Accessoirement, ou pas, les scé­na­ristes semblent avoir inté­gré une capa­ci­té à l’auto-dérision bien­ve­nue après les cri­tiques essuyées sur le deuxième opus et ne se gênent plus pour rire de leurs propres tra­vers (« Il met jamais de che­mise, lui ?» par exemple).
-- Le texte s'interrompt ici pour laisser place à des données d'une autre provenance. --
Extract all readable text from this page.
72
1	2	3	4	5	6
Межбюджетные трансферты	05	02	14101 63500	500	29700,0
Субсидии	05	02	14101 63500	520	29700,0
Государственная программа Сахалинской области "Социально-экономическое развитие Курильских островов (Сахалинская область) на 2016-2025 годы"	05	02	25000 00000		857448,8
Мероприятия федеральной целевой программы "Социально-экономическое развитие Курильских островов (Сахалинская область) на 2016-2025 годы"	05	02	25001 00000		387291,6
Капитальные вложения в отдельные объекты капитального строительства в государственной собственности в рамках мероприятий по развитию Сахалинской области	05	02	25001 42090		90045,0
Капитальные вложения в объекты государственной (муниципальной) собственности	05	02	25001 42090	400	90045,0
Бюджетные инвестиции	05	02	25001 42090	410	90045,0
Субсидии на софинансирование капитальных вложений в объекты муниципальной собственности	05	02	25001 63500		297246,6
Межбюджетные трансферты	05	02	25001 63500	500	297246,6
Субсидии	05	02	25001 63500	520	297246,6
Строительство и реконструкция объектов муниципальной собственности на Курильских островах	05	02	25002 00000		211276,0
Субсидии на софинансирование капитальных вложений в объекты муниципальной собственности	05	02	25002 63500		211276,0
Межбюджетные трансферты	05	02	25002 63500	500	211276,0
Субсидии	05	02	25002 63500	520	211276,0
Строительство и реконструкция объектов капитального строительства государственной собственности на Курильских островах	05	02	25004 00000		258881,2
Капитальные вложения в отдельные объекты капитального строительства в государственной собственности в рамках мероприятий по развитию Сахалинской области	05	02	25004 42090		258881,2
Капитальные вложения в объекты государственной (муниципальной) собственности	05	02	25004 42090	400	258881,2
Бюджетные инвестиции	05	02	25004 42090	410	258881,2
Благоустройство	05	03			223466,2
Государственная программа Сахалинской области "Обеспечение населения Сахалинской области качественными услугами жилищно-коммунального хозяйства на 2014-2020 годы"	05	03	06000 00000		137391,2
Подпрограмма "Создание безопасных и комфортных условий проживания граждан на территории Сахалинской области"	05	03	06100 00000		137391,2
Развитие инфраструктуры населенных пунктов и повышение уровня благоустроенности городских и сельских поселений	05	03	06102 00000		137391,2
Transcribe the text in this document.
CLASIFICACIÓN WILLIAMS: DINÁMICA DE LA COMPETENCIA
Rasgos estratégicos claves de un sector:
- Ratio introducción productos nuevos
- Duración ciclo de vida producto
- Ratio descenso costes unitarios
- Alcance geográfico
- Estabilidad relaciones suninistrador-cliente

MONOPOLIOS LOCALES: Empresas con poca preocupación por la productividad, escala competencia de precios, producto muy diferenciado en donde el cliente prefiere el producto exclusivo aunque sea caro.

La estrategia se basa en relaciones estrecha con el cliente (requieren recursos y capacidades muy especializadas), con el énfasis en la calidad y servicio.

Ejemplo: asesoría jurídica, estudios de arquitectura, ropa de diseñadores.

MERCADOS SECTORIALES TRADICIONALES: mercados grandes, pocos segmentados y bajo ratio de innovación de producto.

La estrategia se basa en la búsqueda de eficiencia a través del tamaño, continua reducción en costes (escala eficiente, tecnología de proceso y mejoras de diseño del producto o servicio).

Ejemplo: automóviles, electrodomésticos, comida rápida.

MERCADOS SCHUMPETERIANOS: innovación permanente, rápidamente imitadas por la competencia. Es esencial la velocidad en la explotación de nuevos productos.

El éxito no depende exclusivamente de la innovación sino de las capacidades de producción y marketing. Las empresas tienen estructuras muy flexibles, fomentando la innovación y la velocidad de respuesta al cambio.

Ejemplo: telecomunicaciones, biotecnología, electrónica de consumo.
Du coup, ce troi­sième volet tourne rela­ti­ve­ment bien et fait sou­vent sou­rire.

Et puis, toute l’histoire de l’union sacrée entre vam­pires végé­ta­riens et loups-garous est plu­tôt bien trai­tée, de même que l’on évite de se concen­trer sur les états d’âme de Bella (qui sont de toute manière plus valables que dans le tome pré­cé­dent : c’est plus « se taper un vam­pire ou pas », c’est plu­tôt choi­sir sa vie d’adulte) pour s’intéresser à quelques his­toires annexes — les pre­miers temps de la vie de vam­pire de Jasper ou l’origine des loups-garous, par exemple.

Enfin, ce petit détail qui mérite à lui tout seul d’être vu : c’est bien le pre­mier film amé­ri­cain où un héros (fémi­nin qui plus est) explique que le sum­mum de la mora­li­té est de cou­cher avant le mariage… ^^

Globalement, ça se laisse donc voir avec plai­sir, sans cas­ser trois pattes à un canard.